If I have a patient without that many brain metastases—so, if they have 1 to 3 brain metastases, and those are easily amenable to some type of local treatment approach, such as stereotactic radiosurgery—that would be a patient that I would treat with immune therapy first-line. And the reason I would want a patient getting immune therapy first-line to have a limited number of brain metastases is that if a patient with a BRAF mutation has many, many brain metastases, I think that patient would be better suited for a BRAF and MEK inhibitor because we have more proven efficacy of how well BRAF and MEK inhibitors work in the brain. So, if the patient with a BRAF mutation has just a few brain metastases that are amenable to stereotactic radiosurgery, that’s a patient I would treat with immune therapy. I would also treat patients with immune therapy as an initial treatment if they were not heavily symptomatic with their disease. If a patient comes to see me, they’re generally feeling well, they may have had their metastatic disease picked up by a CAT scan, and then we biopsied something and that proved metastatic disease, but the patient is telling me that they’re feeling great and they don’t even believe that they have metastatic melanoma, that’s a perfect patient for immune therapy, either PD-1 alone or ipilimumab and PD-1 in combination. If I have a patient with a BRAF mutation who’s really, really sick, whose lab tests are abnormal due to their disease burden, or who’s got excruciating pain or some other problem related to their tumor burden, that’s a patient I might think about BRAF and MEK inhibitors first because the response to BRAF and MEK inhibitors first is even more rapid than immune therapy can be.

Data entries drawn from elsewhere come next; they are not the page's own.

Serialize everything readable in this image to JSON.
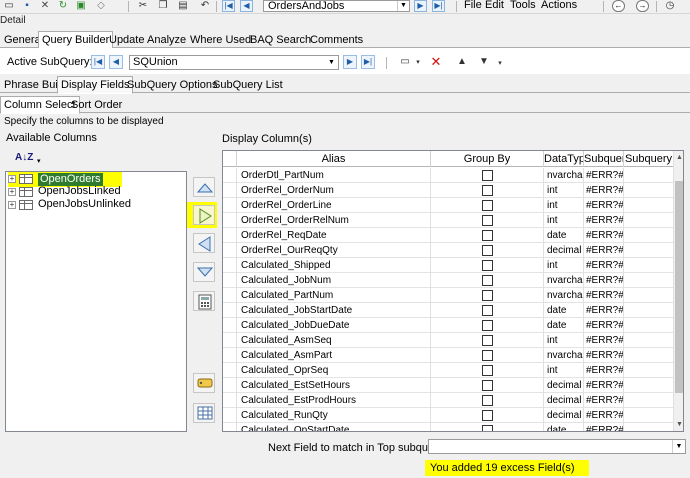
{
  "toolbar": {
    "icons": [
      "new-icon",
      "save-icon",
      "delete-icon",
      "refresh-icon",
      "clear-icon",
      "cut-icon",
      "copy-icon",
      "paste-icon",
      "undo-icon"
    ],
    "query_name": "OrdersAndJobs",
    "menu": [
      "File",
      "Edit",
      "Tools",
      "Actions"
    ]
  },
  "detail_label": "Detail",
  "main_tabs": [
    "General",
    "Query Builder",
    "Update",
    "Analyze",
    "Where Used",
    "BAQ Search",
    "Comments"
  ],
  "main_tabs_active": "Query Builder",
  "active_subquery": {
    "label": "Active SubQuery:",
    "value": "SQUnion"
  },
  "sub_tabs": [
    "Phrase Build",
    "Display Fields",
    "SubQuery Options",
    "SubQuery List"
  ],
  "sub_tabs_active": "Display Fields",
  "column_tabs": [
    "Column Select",
    "Sort Order"
  ],
  "column_tabs_active": "Column Select",
  "instruction": "Specify the columns to be displayed",
  "available_columns_label": "Available Columns",
  "display_columns_label": "Display Column(s)",
  "sort_label": "A↓Z",
  "tree": [
    {
      "name": "OpenOrders",
      "selected": true
    },
    {
      "name": "OpenJobsLinked",
      "selected": false
    },
    {
      "name": "OpenJobsUnlinked",
      "selected": false
    }
  ],
  "grid": {
    "headers": [
      "Alias",
      "Group By",
      "DataTyp",
      "Subquer",
      "Subquery"
    ],
    "rows": [
      {
        "alias": "OrderDtl_PartNum",
        "type": "nvarcha",
        "subq": "#ERR?#"
      },
      {
        "alias": "OrderRel_OrderNum",
        "type": "int",
        "subq": "#ERR?#"
      },
      {
        "alias": "OrderRel_OrderLine",
        "type": "int",
        "subq": "#ERR?#"
      },
      {
        "alias": "OrderRel_OrderRelNum",
        "type": "int",
        "subq": "#ERR?#"
      },
      {
        "alias": "OrderRel_ReqDate",
        "type": "date",
        "subq": "#ERR?#"
      },
      {
        "alias": "OrderRel_OurReqQty",
        "type": "decimal",
        "subq": "#ERR?#"
      },
      {
        "alias": "Calculated_Shipped",
        "type": "int",
        "subq": "#ERR?#"
      },
      {
        "alias": "Calculated_JobNum",
        "type": "nvarcha",
        "subq": "#ERR?#"
      },
      {
        "alias": "Calculated_PartNum",
        "type": "nvarcha",
        "subq": "#ERR?#"
      },
      {
        "alias": "Calculated_JobStartDate",
        "type": "date",
        "subq": "#ERR?#"
      },
      {
        "alias": "Calculated_JobDueDate",
        "type": "date",
        "subq": "#ERR?#"
      },
      {
        "alias": "Calculated_AsmSeq",
        "type": "int",
        "subq": "#ERR?#"
      },
      {
        "alias": "Calculated_AsmPart",
        "type": "nvarcha",
        "subq": "#ERR?#"
      },
      {
        "alias": "Calculated_OprSeq",
        "type": "int",
        "subq": "#ERR?#"
      },
      {
        "alias": "Calculated_EstSetHours",
        "type": "decimal",
        "subq": "#ERR?#"
      },
      {
        "alias": "Calculated_EstProdHours",
        "type": "decimal",
        "subq": "#ERR?#"
      },
      {
        "alias": "Calculated_RunQty",
        "type": "decimal",
        "subq": "#ERR?#"
      },
      {
        "alias": "Calculated_OpStartDate",
        "type": "date",
        "subq": "#ERR?#"
      }
    ]
  },
  "next_field_label": "Next Field to match in Top subquery:",
  "next_field_value": "",
  "excess_message": "You added 19 excess Field(s)",
  "colors": {
    "highlight": "#ffff00",
    "selection": "#2f7c2f",
    "nav_blue": "#1f5fa6"
  }
}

So, I think it’s really about whether or not the patient has symptoms or not. All patients that are asymptotic, in my mind, should be treated with immune therapy, either PD-1 alone or a combination of ipilimumab and PD-1, and then I think about whether or not this patient has brain metastases. For patients with a few brain metastases that are amenable to local types of treatment, like stereotactic surgery, those are patients I also give immune therapy to as a first-line approach, even if they do have a BRAF mutation.
One thing I would add to this discussion is that many times, we’ll see a patient with metastatic melanoma and we don’t know yet whether they have a BRAF mutation or they don’t have a BRAF mutation. And I think it’s really important that we can start that patient on immune therapy, either PD-1 alone or PD-1/ipilimumab, even before we know whether they have a BRAF mutation or not because immune therapy works similarly for patients with a BRAF mutation and when they don’t have a BRAF mutation. So, many times when we see our patients, we know they have metastatic melanoma. We start them on immune therapy while we’re testing for the BRAF mutation. Most times, we don’t even know if they have a BRAF mutation and we start them on immune therapy initially. So, you don’t have to send a test, get the BRAF result, and then make a decision. You could start many of these patients on PD-1 or ipilimumab/PD-1 while the BRAF test is cooking, before you have the result.